Based on real life events, though possibly spiced up a little, in 18th Century England Queen Anne has a favourite in Lady Sarah (Rachel Weisz), who cares for her, acts as her political adviser (and influencer) and is the only person who can bluntly tell her if she is unwise. Scandalously she is also Anne’s lover, though no one is aware of this, at least until Sarah’s distant cousin Abigail (Emma Stone) joins the Royal household and in her quietly ambitious way soon becomes Sarah’s maid and witnesses the two making love. After this event it’s not long before she is attempting to take Sarah’s place, and seduce her way in to power.
It’s one of those films where all of the cast are perfect, turning in career bests in certain situations. Olivia Colman superbly plays Anne as a neurotic, slightly insecure, childish and spoilt Queen, yet she’s still sympathetic as she’s haunted by the tragic loss of seventeen children and her sense of humour also appeals, if Colman’s not nominated for an Oscar this year it’ll be an outrage. Though that does also apply to all three of the leads, Rachel Weisz has never been better as she toys with those in power and yet shows a softer side as she cares for the Queen, and Emma Stone is also on stupendous form as the devious usurper.

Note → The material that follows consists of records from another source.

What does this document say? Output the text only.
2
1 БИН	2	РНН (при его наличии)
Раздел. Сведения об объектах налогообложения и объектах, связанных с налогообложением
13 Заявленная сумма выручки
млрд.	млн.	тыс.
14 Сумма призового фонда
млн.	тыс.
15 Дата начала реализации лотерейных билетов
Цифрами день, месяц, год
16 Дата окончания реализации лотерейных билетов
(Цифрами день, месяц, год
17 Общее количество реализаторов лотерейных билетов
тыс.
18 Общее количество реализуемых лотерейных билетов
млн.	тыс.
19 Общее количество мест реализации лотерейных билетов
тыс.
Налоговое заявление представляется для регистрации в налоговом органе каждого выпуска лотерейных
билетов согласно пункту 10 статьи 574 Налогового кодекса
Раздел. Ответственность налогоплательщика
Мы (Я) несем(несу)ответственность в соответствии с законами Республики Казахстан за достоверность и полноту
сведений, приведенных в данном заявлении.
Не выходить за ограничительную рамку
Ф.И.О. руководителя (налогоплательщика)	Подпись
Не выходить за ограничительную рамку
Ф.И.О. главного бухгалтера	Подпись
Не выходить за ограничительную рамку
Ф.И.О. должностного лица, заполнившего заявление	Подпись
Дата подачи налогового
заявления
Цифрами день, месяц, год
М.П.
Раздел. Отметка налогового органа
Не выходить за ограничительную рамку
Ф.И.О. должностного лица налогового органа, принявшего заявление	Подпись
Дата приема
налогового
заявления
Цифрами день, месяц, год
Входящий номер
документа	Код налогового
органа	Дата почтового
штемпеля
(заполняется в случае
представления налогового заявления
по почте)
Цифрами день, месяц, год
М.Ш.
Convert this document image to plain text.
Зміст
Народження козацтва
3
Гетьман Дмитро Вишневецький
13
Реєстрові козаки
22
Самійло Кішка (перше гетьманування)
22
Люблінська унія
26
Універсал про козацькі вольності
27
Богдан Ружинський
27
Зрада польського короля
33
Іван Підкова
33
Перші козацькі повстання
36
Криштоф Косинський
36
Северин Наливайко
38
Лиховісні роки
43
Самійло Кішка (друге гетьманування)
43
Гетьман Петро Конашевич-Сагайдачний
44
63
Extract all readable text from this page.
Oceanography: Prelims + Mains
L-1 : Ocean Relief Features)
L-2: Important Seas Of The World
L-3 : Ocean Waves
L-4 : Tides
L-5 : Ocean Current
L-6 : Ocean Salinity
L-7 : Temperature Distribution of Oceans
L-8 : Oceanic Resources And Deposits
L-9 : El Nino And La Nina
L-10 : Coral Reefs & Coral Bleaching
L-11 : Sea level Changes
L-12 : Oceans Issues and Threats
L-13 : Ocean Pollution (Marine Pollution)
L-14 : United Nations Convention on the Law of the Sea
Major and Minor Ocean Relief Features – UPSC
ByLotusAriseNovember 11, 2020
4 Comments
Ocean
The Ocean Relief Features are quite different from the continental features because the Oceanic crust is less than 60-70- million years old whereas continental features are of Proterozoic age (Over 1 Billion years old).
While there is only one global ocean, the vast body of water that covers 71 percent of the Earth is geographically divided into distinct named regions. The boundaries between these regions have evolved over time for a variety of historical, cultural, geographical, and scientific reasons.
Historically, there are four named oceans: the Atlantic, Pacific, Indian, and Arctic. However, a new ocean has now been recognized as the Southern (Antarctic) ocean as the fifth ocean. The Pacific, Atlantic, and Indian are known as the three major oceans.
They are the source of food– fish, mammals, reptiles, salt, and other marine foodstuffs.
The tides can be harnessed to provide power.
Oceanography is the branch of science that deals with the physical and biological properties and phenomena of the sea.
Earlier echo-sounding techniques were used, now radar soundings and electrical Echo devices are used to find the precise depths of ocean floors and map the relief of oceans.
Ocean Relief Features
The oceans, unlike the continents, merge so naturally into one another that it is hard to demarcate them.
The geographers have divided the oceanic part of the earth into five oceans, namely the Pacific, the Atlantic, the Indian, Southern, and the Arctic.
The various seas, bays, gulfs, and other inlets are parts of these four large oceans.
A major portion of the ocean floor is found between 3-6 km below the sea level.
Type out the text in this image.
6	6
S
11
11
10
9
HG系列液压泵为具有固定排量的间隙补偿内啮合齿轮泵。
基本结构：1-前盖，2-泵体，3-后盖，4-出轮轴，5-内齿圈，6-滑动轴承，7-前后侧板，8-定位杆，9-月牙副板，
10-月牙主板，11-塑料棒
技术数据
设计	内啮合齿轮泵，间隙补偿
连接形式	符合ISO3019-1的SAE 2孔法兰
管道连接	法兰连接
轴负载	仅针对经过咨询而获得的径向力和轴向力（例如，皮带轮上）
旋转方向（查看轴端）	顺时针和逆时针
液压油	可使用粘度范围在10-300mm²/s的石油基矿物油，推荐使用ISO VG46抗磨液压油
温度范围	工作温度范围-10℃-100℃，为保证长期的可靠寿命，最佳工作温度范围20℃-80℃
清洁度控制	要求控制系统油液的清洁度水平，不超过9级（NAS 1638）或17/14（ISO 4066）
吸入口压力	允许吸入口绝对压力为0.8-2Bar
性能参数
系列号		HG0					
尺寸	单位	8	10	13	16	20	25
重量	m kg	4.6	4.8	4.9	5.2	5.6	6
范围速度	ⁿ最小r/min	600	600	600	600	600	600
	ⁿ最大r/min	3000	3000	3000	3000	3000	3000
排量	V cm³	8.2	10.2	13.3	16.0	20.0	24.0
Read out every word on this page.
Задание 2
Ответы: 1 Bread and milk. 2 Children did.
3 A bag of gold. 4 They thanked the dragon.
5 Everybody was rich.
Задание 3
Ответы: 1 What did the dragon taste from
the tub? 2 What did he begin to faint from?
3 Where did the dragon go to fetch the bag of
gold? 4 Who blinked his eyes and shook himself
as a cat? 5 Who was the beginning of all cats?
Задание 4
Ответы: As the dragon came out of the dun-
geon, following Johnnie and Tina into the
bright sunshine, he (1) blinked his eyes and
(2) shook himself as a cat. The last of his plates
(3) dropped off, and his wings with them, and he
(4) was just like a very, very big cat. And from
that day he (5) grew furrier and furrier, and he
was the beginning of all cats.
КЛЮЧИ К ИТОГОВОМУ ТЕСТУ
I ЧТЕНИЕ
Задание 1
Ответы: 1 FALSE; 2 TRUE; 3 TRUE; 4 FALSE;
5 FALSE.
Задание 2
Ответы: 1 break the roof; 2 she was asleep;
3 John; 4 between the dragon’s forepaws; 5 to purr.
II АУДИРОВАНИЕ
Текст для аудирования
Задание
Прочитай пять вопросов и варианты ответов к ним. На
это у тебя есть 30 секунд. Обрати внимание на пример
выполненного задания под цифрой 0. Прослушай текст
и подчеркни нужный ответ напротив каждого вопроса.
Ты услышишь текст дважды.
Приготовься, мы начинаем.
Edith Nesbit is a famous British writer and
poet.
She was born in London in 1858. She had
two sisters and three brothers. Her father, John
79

There’s a real joy to watching Stone and Weisz play with the men who try to control them, as well as verbally spar with each other as they attempt to either stay in or win the Queen’s favour. The only downside is that one of these masterful manipulators must inevitably fail, but that adds a much needed dramatic element to proceedings and makes it a far more fascinating film. It has a strong feminist concept as nearly all of the men are shown to be weak willed or ineffectual, but Nicholas Hoult especially rises to the challenge of matching the incredibly strong performances from the main female cast, and as with Weisz and Stone it’s the best he’s ever been.
It’s a period drama but it’s not filmed like one, so if you’re not a fan of the genre don’t let that put you off it, these characters fascinate as we discover their inner lives. Lanthimos has created a beautifully made film which is expertly paced, enchanting to view and the performances are some of the most memorable of the past decade. It’s no surprise that this has featured so highly in critic’s best of the year lists and if I had been able to see it in 2018 it would have topped mine as well.